MAX
Alex estava numa de sete cucos.
A mãe andava mais que preocupada e atarefada em arranjar-lhe fato alugado para a Comunhão Solene pois dinheiro era coisa que rareava lá em casa. De resto, poucos dos colegas de doutrina se dariam ao luxo de pôr fatiota nova, à excepção do filho do juiz e de uma ou outra moça filha de lavrante rico lá das redondezas.
Na formação dos gabirus para o retrato da praxe - alinhados à custa de uns penicões do “Fura”- sacristão que vestira a pele de sargento naquele domingo especial - este e aquele miúdo ainda destoava na sua camisolita simples com calça de fioco e a camisa branca estriada do ano anterior.

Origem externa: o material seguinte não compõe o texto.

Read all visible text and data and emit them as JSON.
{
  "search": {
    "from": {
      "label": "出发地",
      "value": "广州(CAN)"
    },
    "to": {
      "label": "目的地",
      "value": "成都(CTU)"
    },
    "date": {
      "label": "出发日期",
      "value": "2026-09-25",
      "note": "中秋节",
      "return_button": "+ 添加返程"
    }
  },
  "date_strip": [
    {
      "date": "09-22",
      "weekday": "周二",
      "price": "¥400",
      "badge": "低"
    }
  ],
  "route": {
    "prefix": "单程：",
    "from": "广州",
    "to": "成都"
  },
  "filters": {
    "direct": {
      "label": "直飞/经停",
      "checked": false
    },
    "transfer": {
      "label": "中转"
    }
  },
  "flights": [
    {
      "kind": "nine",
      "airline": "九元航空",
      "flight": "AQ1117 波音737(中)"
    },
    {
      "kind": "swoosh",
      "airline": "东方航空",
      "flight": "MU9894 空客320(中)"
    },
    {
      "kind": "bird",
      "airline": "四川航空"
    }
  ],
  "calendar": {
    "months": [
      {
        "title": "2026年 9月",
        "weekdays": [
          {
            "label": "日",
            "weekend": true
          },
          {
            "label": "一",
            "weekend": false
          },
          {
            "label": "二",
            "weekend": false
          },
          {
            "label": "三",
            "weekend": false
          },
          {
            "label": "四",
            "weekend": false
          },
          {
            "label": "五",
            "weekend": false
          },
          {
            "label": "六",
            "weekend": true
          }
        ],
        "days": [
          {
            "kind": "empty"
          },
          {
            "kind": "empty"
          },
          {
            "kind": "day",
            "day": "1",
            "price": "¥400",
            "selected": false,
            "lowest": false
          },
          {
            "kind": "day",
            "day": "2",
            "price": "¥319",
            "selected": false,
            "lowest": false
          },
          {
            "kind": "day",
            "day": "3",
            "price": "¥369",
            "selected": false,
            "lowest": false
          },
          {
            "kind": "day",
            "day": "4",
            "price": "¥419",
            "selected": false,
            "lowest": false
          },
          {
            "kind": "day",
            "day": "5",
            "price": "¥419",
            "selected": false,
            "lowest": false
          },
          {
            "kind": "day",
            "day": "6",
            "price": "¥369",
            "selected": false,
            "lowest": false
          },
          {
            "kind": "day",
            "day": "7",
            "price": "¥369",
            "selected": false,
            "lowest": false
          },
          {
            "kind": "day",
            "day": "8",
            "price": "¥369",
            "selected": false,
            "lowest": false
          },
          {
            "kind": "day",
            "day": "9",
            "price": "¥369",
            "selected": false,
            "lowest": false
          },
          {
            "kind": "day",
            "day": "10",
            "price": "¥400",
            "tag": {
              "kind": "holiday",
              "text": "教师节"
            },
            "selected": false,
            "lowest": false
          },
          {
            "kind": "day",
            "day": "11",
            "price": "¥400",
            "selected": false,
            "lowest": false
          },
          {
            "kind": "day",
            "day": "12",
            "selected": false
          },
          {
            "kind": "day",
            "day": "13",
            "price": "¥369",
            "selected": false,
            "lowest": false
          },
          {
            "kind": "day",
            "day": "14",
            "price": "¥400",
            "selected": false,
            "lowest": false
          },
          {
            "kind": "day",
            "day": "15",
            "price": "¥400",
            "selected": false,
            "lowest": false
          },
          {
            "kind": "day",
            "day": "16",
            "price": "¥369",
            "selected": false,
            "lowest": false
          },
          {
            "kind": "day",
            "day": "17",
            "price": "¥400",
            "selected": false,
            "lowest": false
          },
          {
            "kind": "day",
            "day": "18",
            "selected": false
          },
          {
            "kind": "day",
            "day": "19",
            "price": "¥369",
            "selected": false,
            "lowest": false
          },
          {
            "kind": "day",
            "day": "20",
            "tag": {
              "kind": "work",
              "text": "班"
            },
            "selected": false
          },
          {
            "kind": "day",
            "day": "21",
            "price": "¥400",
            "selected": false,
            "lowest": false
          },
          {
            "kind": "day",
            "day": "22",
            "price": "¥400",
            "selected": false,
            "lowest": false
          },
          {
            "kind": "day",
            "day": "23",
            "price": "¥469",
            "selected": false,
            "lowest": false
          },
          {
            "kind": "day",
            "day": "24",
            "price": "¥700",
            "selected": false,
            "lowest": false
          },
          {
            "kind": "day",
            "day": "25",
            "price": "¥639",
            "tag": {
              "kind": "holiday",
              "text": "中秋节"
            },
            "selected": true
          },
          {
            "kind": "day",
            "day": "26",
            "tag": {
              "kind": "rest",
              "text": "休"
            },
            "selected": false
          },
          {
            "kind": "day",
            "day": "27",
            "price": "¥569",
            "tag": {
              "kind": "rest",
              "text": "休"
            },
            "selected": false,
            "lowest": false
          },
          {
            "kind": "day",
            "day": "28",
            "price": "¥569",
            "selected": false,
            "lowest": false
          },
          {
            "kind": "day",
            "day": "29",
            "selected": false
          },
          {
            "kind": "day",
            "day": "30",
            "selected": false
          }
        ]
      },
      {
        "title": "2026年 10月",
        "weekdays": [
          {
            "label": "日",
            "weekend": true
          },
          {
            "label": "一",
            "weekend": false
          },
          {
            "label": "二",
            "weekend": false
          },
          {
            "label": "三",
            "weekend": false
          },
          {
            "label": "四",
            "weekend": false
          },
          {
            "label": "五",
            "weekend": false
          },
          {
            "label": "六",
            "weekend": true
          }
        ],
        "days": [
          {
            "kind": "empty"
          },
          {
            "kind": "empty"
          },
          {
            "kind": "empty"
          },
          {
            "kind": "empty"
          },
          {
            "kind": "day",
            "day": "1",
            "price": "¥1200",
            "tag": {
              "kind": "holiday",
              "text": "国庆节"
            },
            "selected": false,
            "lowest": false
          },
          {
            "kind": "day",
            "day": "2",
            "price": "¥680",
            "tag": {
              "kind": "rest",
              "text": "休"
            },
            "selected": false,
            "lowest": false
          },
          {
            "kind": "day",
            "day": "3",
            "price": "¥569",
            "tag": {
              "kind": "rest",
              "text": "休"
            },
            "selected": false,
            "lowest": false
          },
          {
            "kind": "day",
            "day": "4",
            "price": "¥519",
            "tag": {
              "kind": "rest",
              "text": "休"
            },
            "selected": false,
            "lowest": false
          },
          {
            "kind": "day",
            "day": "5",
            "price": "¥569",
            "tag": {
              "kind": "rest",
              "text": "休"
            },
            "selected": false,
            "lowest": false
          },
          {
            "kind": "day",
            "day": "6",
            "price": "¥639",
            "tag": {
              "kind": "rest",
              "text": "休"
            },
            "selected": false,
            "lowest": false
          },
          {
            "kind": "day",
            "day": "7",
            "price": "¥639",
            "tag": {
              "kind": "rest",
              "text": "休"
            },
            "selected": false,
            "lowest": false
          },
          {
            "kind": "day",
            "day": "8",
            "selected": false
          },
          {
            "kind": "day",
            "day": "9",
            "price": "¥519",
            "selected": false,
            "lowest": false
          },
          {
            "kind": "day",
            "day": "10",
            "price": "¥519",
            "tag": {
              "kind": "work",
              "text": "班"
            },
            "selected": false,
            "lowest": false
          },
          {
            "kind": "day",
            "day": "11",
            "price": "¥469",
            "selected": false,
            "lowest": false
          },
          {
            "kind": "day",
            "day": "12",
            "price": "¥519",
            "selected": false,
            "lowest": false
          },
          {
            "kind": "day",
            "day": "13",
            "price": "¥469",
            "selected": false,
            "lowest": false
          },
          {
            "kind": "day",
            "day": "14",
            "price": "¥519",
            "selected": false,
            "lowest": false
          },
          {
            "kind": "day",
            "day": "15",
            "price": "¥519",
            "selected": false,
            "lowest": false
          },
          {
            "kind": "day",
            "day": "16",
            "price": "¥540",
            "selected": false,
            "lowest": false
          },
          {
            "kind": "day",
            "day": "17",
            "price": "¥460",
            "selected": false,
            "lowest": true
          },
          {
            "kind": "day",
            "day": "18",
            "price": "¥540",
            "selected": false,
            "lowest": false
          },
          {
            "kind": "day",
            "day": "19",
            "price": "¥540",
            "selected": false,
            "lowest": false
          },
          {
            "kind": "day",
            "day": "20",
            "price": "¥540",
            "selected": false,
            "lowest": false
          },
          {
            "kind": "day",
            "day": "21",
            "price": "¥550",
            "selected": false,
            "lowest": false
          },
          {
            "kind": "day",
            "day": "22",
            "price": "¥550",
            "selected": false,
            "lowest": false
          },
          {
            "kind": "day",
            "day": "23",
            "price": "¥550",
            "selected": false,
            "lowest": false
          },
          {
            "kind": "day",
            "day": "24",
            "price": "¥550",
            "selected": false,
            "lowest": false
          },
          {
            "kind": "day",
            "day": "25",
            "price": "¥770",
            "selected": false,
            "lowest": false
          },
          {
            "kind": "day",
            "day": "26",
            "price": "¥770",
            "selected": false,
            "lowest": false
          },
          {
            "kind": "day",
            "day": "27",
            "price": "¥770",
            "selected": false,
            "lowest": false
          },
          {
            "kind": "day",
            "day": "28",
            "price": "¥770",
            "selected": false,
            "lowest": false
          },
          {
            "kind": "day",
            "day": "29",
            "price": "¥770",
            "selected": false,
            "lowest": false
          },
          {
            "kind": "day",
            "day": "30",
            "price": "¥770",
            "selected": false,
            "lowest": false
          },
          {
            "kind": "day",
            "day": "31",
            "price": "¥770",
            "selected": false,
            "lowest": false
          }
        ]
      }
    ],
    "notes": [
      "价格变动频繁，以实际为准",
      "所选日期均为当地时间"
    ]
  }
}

Pela enésima vez, o fotógrafo batera o “boneco” mas havia sempre algum que cegava ao flash e aquele outro que virava a cabeça para sudoeste, no momento de ficar relembrado para a posteridade. Alex lá se perfilou numa das duas filas de cima, entalado entre o “Cuco” e o Gonçalo, pois este, de tão alto e magricelas, na ponta do banco, fazia de trapezista para não tombar de lado, por qualquer rabanada de vento ou, mais receoso, se o “Atita” fazia músculo, para tentar mostrar o terço e o livrinho da comunhão, em cada mão, à boa maneira bíblica de Aarão. Nas filas de baixo, protegidas, púdicas de virgindade e ancoradas na santa Fé pelo arcipreste, as meninas pavoneavam-se nos seus vestidos de pré- noivas enquanto uma ou outra ia fazendo já olhinhos aos futuros namorados.
- Toca a olhar p’rá qui – berrava o retratista – … um e dois… três!
Mas o dia da Comunhão Solene fora tão só o culminar de horas e horas a fio de catequese, de Domingos e finais de tarde e só os mais assíduos haveriam de decorar todos aqueles credos. Já fora de prazo, ainda era preciso convencer o santo do arcipreste de que o garoto não pudera ir todos aqueles dias pois fora ajudar o pai, ao mar; e o reverendo lá se deixava ir na onda, se entretanto soubessem, ao menos, os Mandamentos da Santa Madre Igreja e, no mínimo, rezar o Acto de Contrição, para se poderem confessar. Após juras daquelas mães zelosas, lá se completou o número certo e necessário. Talvez que estes “últimos fossem os primeiros” aos olhos do Criador.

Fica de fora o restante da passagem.